Discrimination comes in all forms — not just race

Jessica Lee, Co-Editor-in-Chief

Almost everyone knows what discrimination is.  What most students may not be aware of is that race is not the only characteristic by which people experience discrimination.

Gender, sexual orientation, weight, age, and socioeconomic status are all reasons why an individual may be the victim of discrimination.

Gender discrimination, or sexism, is prejudice that stems from traditional gender stereotypes: men are often seen as strong, aggressive and commanding while women are supposed to nurturing, kind and the “damsels in distress.”

“In elementary school, I wanted to play sports with the guys,” junior Hannah Fay said.  “Because I was a girl, they thought that I was weaker and that I wasn’t going to be good enough to play with them.”

Sexism can take place in many forms and the most well known is the wage gap between men and women — although the gap is narrowing.  In a 2012 Pew Research Center survey of 2,002 adults and an analysis of the census data, among workers ages 25 to 34, women earned 93 percent of men’s hourly wages and, among workers ages 16 and older, women earned 84 percent of men’s hourly wages.
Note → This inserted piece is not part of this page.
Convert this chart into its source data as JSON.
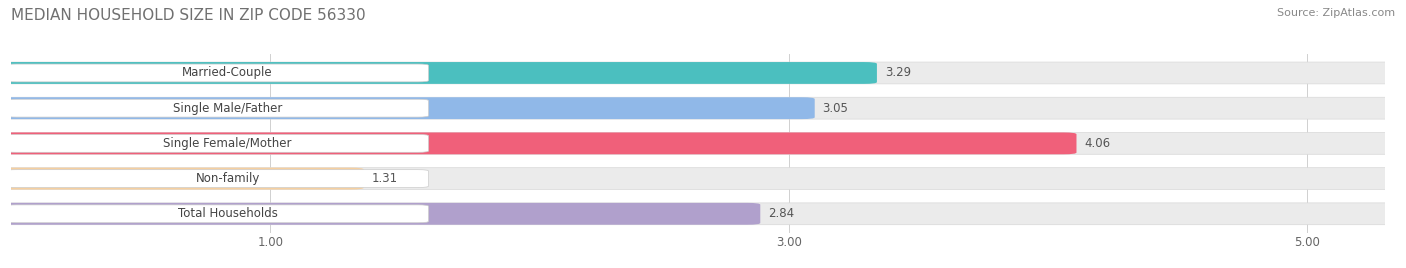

Hand in hand with sexism is sexual orientation discrimination, which also arises from traditional ideas — conventionally, a relationship is between a man and a woman.  To this day, the LGBT community is not entirely accepted as evident with how fewer than half of the 50 states have approved same-sex marriage.

“People would act sort of different around me,” sophomore Cory Faamausili, who identifies as gay, said.  “I would tell [people], and they would just be quiet around me.  They think it’s weird if both males or both females are dating because that isn’t how it usually is.”

Weight discrimination, a socially acceptable injustice, stems in part from the media’s portrayal of what is beautiful and what is not.  Generally, thinner people are seen as more attractive and are sometimes seen as being more capable or even more intelligent.

According to Rebecca Puhl and Chelsea Heuer, the Deputy Director and the Research Associate at the Rudd Center for Food Policy & Obesity at Yale University respectively, there is a general misconception that weight can be easily changed and that losing weight deals with personal effort.

In 2000, Thomas Wadden, Albert J. Stunkard Professor of Psychology in Psychiatry at the Perelman School of Medicine at the University of Pennsylvania and Director of the Center for Weight and Eating Disorders, and Gary Foster, Weight Watchers’ Co-chief Scientific Officer, conducted a study of over 620 primary care physicians and found that one-third of the physicians characterized obese patients as “weak-willed, sloppy, and lazy,” believing obesity to be a behavioral problem due to overeating and a lack of physical activity.

Age discrimination exists because  of the general notion that wisdom comes with age and younger people tend to be more mischievous.

“One time, me and a couple of people from student government bought a box of candy bars at self checkout and didn’t bag it,” senior Isabel Rodriguez said.  “On our way out, there wasn’t anyone checking the receipts and [the employers] just let other people go but when we were leaving they wouldn’t let us. They took our receipt and kept on checking over it and we had everything that was there and they made us wait there for 20 minutes just because we looked 17 or 18-years-old.”

Socioeconomic status discrimination revolves around incorrectly identifying someone’s social placement based on clothing choice, speech and other identifying markers.

“Once I went into a store at the mall and I wasn’t dressed up at all so the workers thought that I didn’t have any money,” senior Golden Nguyen said.  “I was walking around, and people were looking at me because they thought that I might have stolen something.”

Racial discrimination is evidently not the only kind of discrimination that exists.  Discrimination comes in many forms — some more subtle than others.  It’s important to be aware of these different forms of discrimination to prevent becoming a victim or perpetuating these stereotypes.